Leontion. Why turn pale? I am not about to answer that he will forget or leave you. No; but the voice comes deepest from the sepulchre, and a great name hath its root in the dead body. If you invited a company to a feast, you might as well place round the table live sheep and oxen and vases of fish and cages of quails, as you would invite a company of friendly hearers to the philosopher who is yet living. One would imagine that the iris of our intellectual eye were lessened by the glory of his presence, and that, like eastern kings, he could be looked at near only when his limbs are stiff, by waxlight, in close curtains.
Epicurus. One of whom we know little leaves us a ring or other token of remembrance, and we express a sense of pleasure and of gratitude; one of whom we know nothing writes a book, the contents of which might (if we would let them) have done us more good and might have given us more pleasure, and we revile him for it. The book may do what the legacy cannot; it may be pleasurable and serviceable to others as well as ourselves: we would hinder this too. In fact, all other love is extinguished by self-love: beneficence, humanity, justice, philosophy, sink under it. While we insist that we are looking for Truth, we commit a falsehood. It never was the first object with any one, and with few the second.

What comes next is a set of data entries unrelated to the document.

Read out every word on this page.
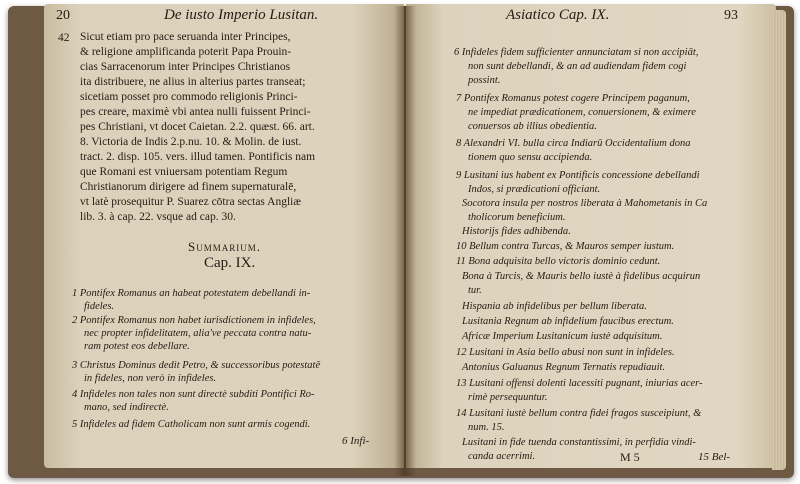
20	De iusto Imperio Lusitan.
42 Sicut etiam pro pace seruanda inter Principes,
& religione amplificanda poterit Papa Prouin-
cias Sarracenorum inter Principes Christianos
ita distribuere, ne alius in alterius partes transeat;
sicetiam posset pro commodo religionis Princi-
pes creare, maximè vbi antea nulli fuissent Princi-
pes Christiani, vt docet Caietan. 2.2. quæst. 66. art.
8. Victoria de Indis 2.p.nu. 10. & Molin. de iust.
tract. 2. disp. 105. vers. illud tamen. Pontificis nam
que Romani est vniuersam potentiam Regum
Christianorum dirigere ad finem supernaturalē,
vt latè prosequitur P. Suarez cōtra sectas Angliæ
lib. 3. à cap. 22. vsque ad cap. 30.
Summarium.
Cap. IX.
1 Pontifex Romanus an habeat potestatem debellandi in-
fideles.
2 Pontifex Romanus non habet iurisdictionem in infideles,
nec propter infidelitatem, alia've peccata contra natu-
ram potest eos debellare.
3 Christus Dominus dedit Petro, & successoribus potestatē
in fideles, non verò in infideles.
4 Infideles non tales non sunt directè subditi Pontifici Ro-
mano, sed indirectè.
5 Infideles ad fidem Catholicam non sunt armis cogendi.
6 Infi-
Asiatico Cap. IX.	93
6 Infideles fidem sufficienter annunciatam si non accipiāt,
non sunt debellandi, & an ad audiendam fidem cogi
possint.
7 Pontifex Romanus potest cogere Principem paganum,
ne impediat prædicationem, conuersionem, & eximere
conuersos ab illius obedientia.
8 Alexandri VI. bulla circa Indiarū Occidentalium dona
tionem quo sensu accipienda.
9 Lusitani ius habent ex Pontificis concessione debellandi
Indos, si prædicationi officiant.
Socotora insula per nostros liberata à Mahometanis in Ca
tholicorum beneficium.
Historijs fides adhibenda.
10 Bellum contra Turcas, & Mauros semper iustum.
11 Bona adquisita bello victoris dominio cedunt.
Bona à Turcis, & Mauris bello iustè à fidelibus acquirun
tur.
Hispania ab infidelibus per bellum liberata.
Lusitania Regnum ab infidelium faucibus erectum.
Africæ Imperium Lusitanicum iustè adquisitum.
12 Lusitani in Asia bello abusi non sunt in infideles.
Antonius Galuanus Regnum Ternatis repudiauit.
13 Lusitani offensi dolenti lacessiti pugnant, iniurias acer-
rimè persequuntur.
14 Lusitani iustè bellum contra fidei fragos susceipiunt, &
num. 15.
Lusitani in fide tuenda constantissimi, in perfidia vindi-
canda acerrimi.	M 5	15 Bel-
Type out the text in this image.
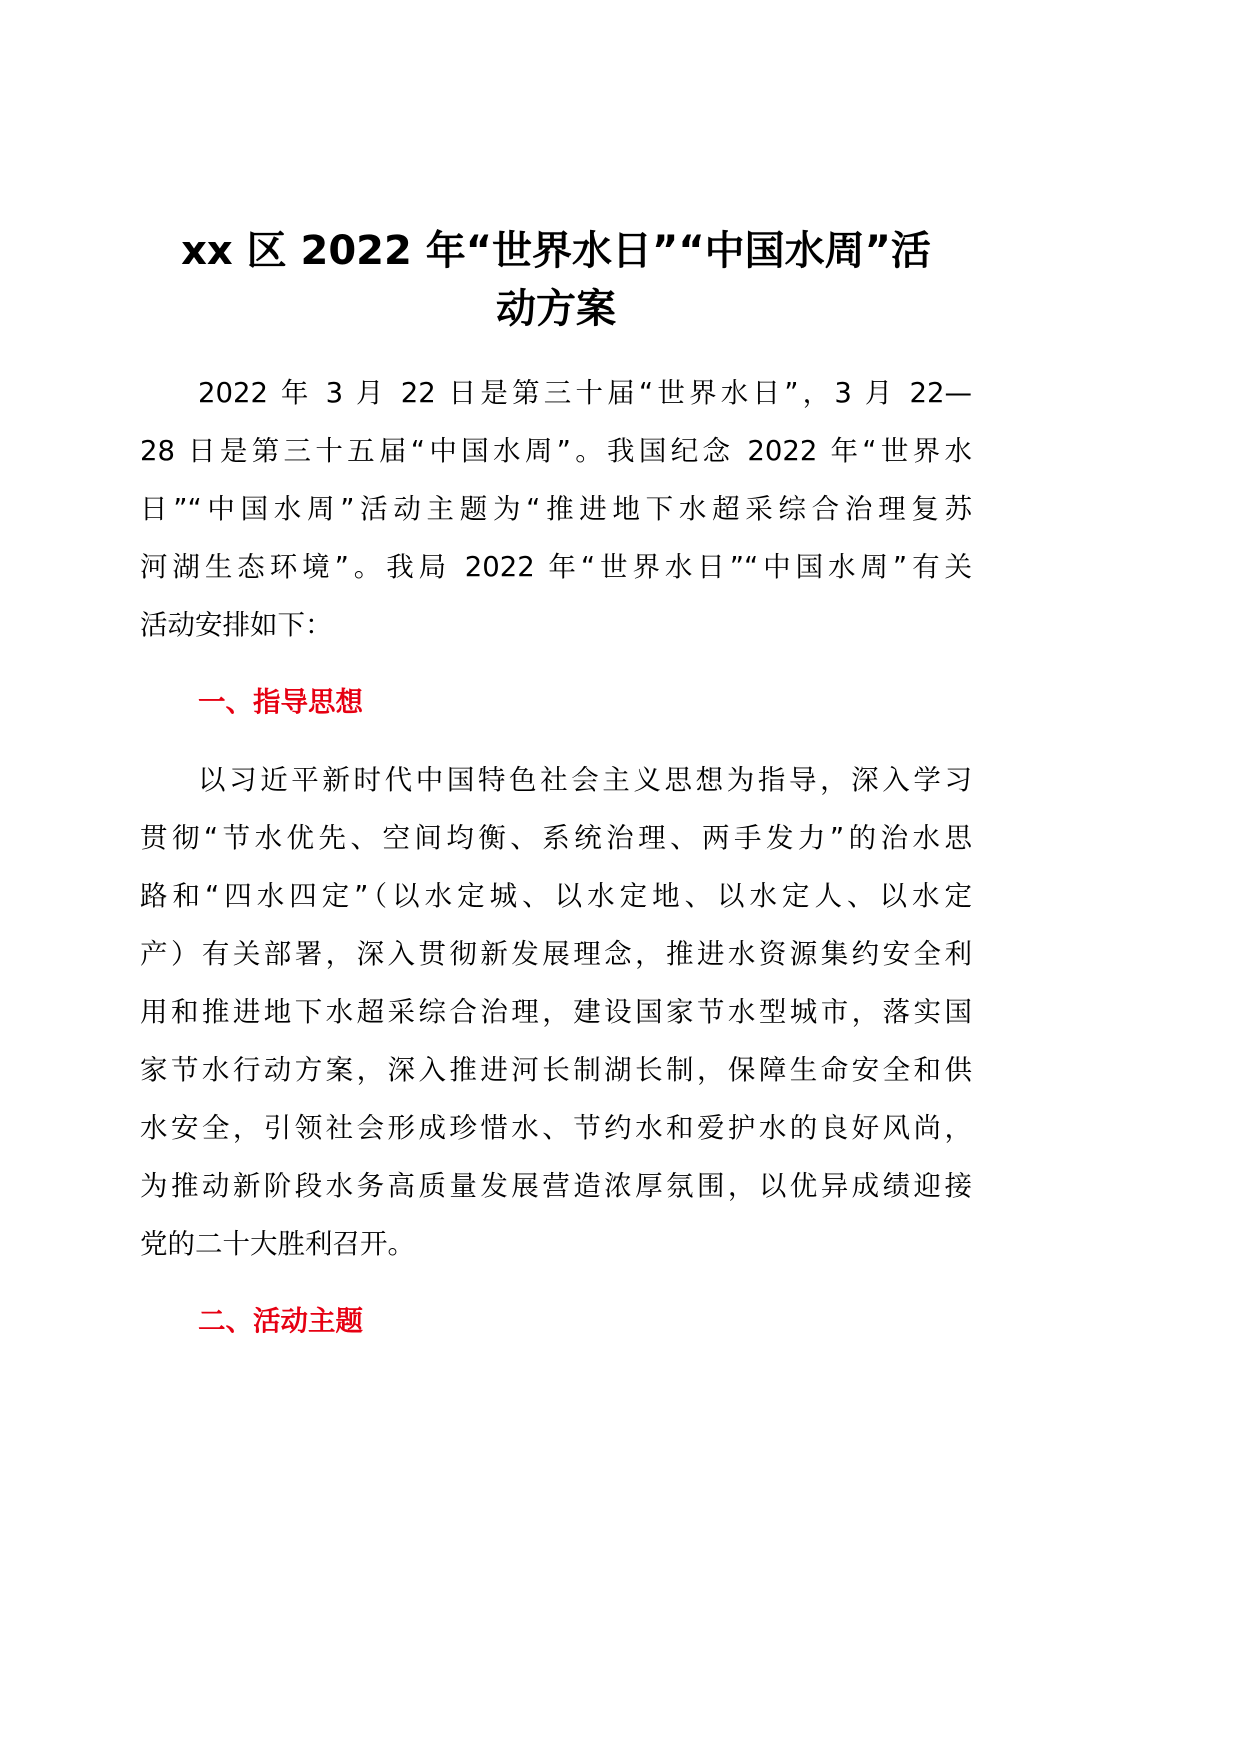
xx 区 2022 年“世界水日”“中国水周”活
动方案

2022 年 3 月 22 日是第三十届“世界水日”，3 月 22—

28 日是第三十五届“中国水周”。我国纪念 2022 年“世界水

日”“中国水周”活动主题为“推进地下水超采综合治理复苏

河湖生态环境”。我局 2022 年“世界水日”“中国水周”有关

活动安排如下：

一、指导思想

以习近平新时代中国特色社会主义思想为指导，深入学习

贯彻“节水优先、空间均衡、系统治理、两手发力”的治水思

路和“四水四定”（以水定城、以水定地、以水定人、以水定

产）有关部署，深入贯彻新发展理念，推进水资源集约安全利

用和推进地下水超采综合治理，建设国家节水型城市，落实国

家节水行动方案，深入推进河长制湖长制，保障生命安全和供

水安全，引领社会形成珍惜水、节约水和爱护水的良好风尚，

为推动新阶段水务高质量发展营造浓厚氛围，以优异成绩迎接

党的二十大胜利召开。

二、活动主题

Feed unto replenishment your quieter fancies, my sweetest little Ternissa! and let the gods, both youthful and aged, both gentle and boisterous, administer to them hourly on these sunny downs: what can they do better?

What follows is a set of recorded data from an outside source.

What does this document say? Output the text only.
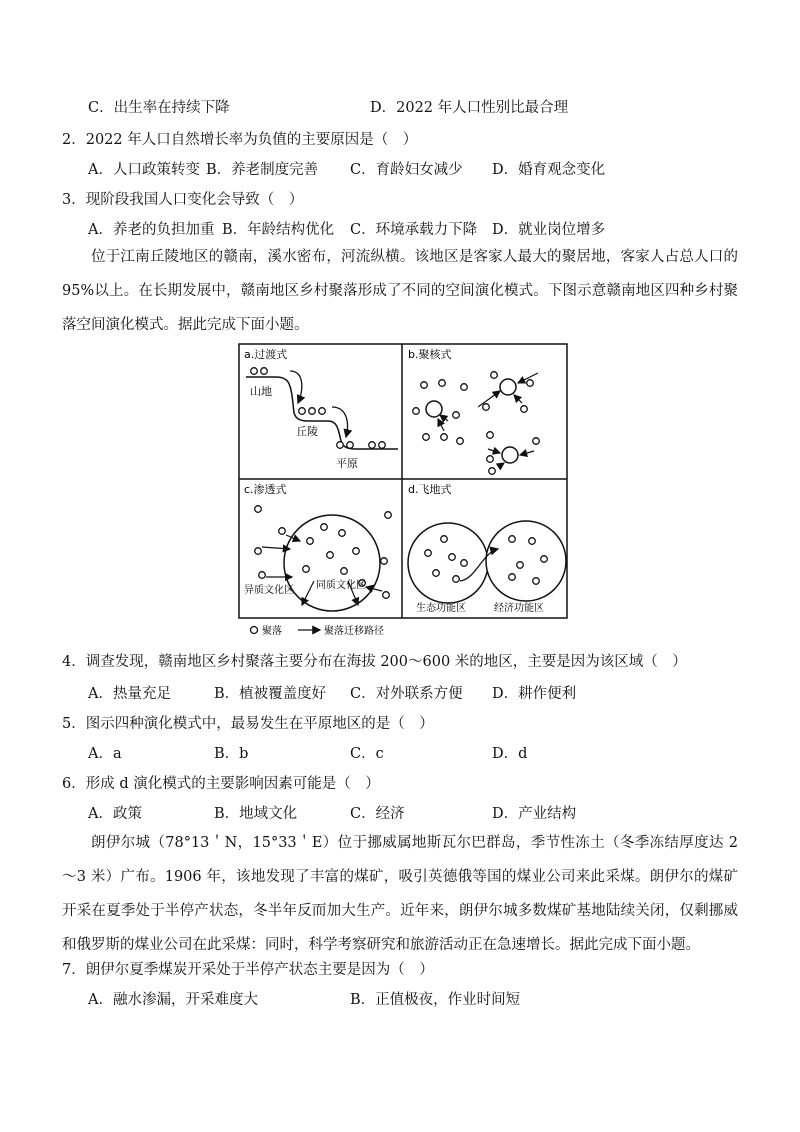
C．出生率在持续下降	D．2022 年人口性别比最合理
2．2022 年人口自然增长率为负值的主要原因是（　）
A．人口政策转变 B．养老制度完善 C．育龄妇女减少 D．婚育观念变化
3．现阶段我国人口变化会导致（　）
A．养老的负担加重 B．年龄结构优化 C．环境承载力下降 D．就业岗位增多
位于江南丘陵地区的赣南，溪水密布，河流纵横。该地区是客家人最大的聚居地，客家人占总人口的95%以上。在长期发展中，赣南地区乡村聚落形成了不同的空间演化模式。下图示意赣南地区四种乡村聚落空间演化模式。据此完成下面小题。
a.过渡式
山地
丘陵
平原
b.聚核式
c.渗透式
异质文化区 同质文化区
d.飞地式
生态功能区	经济功能区
聚落	聚落迁移路径
4．调查发现，赣南地区乡村聚落主要分布在海拔 200～600 米的地区，主要是因为该区域（　）
A．热量充足	B．植被覆盖度好 C．对外联系方便 D．耕作便利
5．图示四种演化模式中，最易发生在平原地区的是（　）
A．a	B．b	C．c	D．d
6．形成 d 演化模式的主要影响因素可能是（　）
A．政策	B．地域文化	C．经济	D．产业结构
朗伊尔城（78°13＇N，15°33＇E）位于挪威属地斯瓦尔巴群岛，季节性冻土（冬季冻结厚度达 2～3 米）广布。1906 年，该地发现了丰富的煤矿，吸引英德俄等国的煤业公司来此采煤。朗伊尔的煤矿开采在夏季处于半停产状态，冬半年反而加大生产。近年来，朗伊尔城多数煤矿基地陆续关闭，仅剩挪威和俄罗斯的煤业公司在此采煤：同时，科学考察研究和旅游活动正在急速增长。据此完成下面小题。
7．朗伊尔夏季煤炭开采处于半停产状态主要是因为（　）
A．融水渗漏，开采难度大	B．正值极夜，作业时间短
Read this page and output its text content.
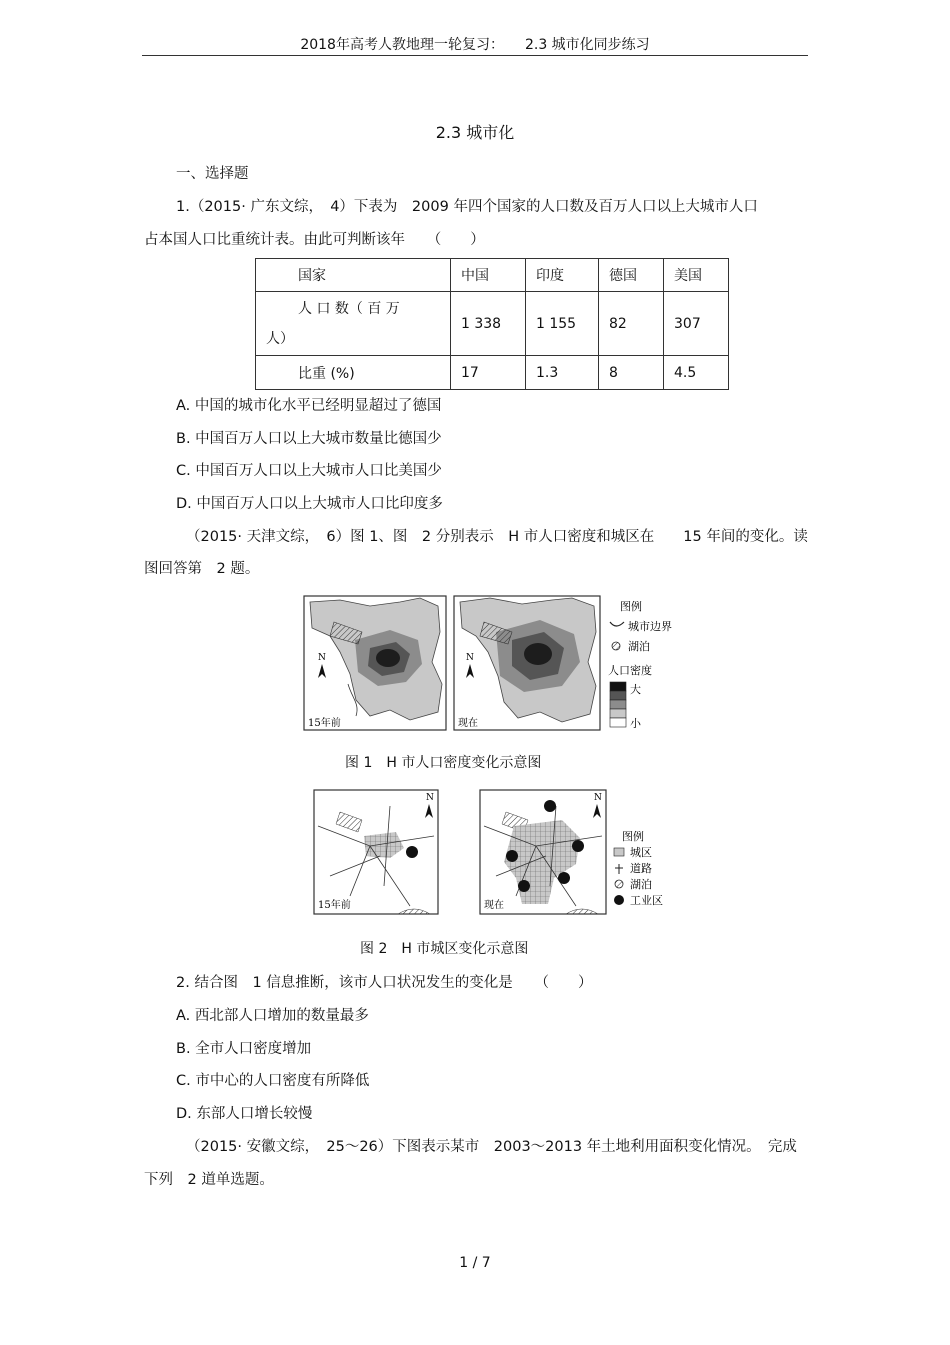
2018年高考人教地理一轮复习：　　2.3 城市化同步练习
2.3 城市化
一、选择题
1.（2015· 广东文综，　4）下表为　2009 年四个国家的人口数及百万人口以上大城市人口
占本国人口比重统计表。由此可判断该年　　（　　）
国家	中国	印度	德国	美国

人 口 数（ 百 万
人）	1 338	1 155	82	307
比重 (%)	17	1.3	8	4.5
A. 中国的城市化水平已经明显超过了德国
B. 中国百万人口以上大城市数量比德国少
C. 中国百万人口以上大城市人口比美国少
D. 中国百万人口以上大城市人口比印度多
（2015· 天津文综，　6）图 1、图　2 分别表示　H 市人口密度和城区在　　15 年间的变化。读
图回答第　2 题。
N
15年前
N
现在
图例
城市边界
湖泊
人口密度
大
小
图 1　H 市人口密度变化示意图
N
15年前
N
现在
图例
城区
道路
湖泊
工业区
图 2　H 市城区变化示意图
2. 结合图　1 信息推断，该市人口状况发生的变化是　　（　　）
A. 西北部人口增加的数量最多
B. 全市人口密度增加
C. 市中心的人口密度有所降低
D. 东部人口增长较慢
（2015· 安徽文综，　25～26）下图表示某市　2003～2013 年土地利用面积变化情况。　完成
下列　2 道单选题。
1 / 7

Leontion. But those feathers, Ternissa, what god’s may they be? since you will not pick them up, nor restore them to Caläis nor to Zethes.
Ternissa. I do not think they belong to any god whatever; and shall never be persuaded of it unless Epicurus says it is so.

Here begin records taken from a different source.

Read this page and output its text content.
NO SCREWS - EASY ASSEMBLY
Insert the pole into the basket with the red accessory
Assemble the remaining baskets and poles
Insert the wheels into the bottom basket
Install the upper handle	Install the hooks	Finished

Leontion. O unbelieving creature! do you reason against the immortals?
Ternissa. It was yourself who doubted, or appeared to doubt, the flight of Oreithyia. By admitting too much we endanger our religion. Beside, I think I discern some upright stakes at equal distances, and am pretty sure the feathers are tied to them by long strings.
Epicurus. You have guessed the truth.
Ternissa. Of what use are they there?
Epicurus. If you have ever seen the foot of a statue broken off just below the ankle, you have then, Leontion and Ternissa, seen the form of the ground about us. The lower extremities of it are divided into small ridges, as you will perceive if you look around; and these are covered with corn, olives, and vines. At the upper part, where cultivation ceases, and where those sheep and goats are grazing, begins my purchase. The ground rises gradually unto near the summit, where it grows somewhat steep, and terminates in a precipice. Across the middle I have traced a line, denoted by those feathers, from one dingle to the other; the two terminations of my intended garden. The distance is nearly a thousand paces, and the path, perfectly on a level, will be two paces broad, so that I may walk between you; but another could not join us conveniently. From this there will be several circuitous and spiral, leading by the easiest ascent to the summit; and several more, to the road along the cultivation underneath: here will, however, be but one entrance. Among the projecting fragments and the massive stones yet standing of the boundary-wall, which old pomegranates imperfectly defend, and which my neighbour has guarded more effectively against invasion, there are hillocks of crumbling mould, covered in some places with a variety of moss; in others are elevated tufts, or dim labyrinths of eglantine.
Ternissa. Where will you place the statues? for undoubtedly you must have some.
Epicurus. I will have some models for statues. Pygmalion prayed the gods to give life to the image he adored: I will not pray them to give marble to mine. Never may I lay my wet cheek upon the foot under which is inscribed the name of Leontion or Ternissa!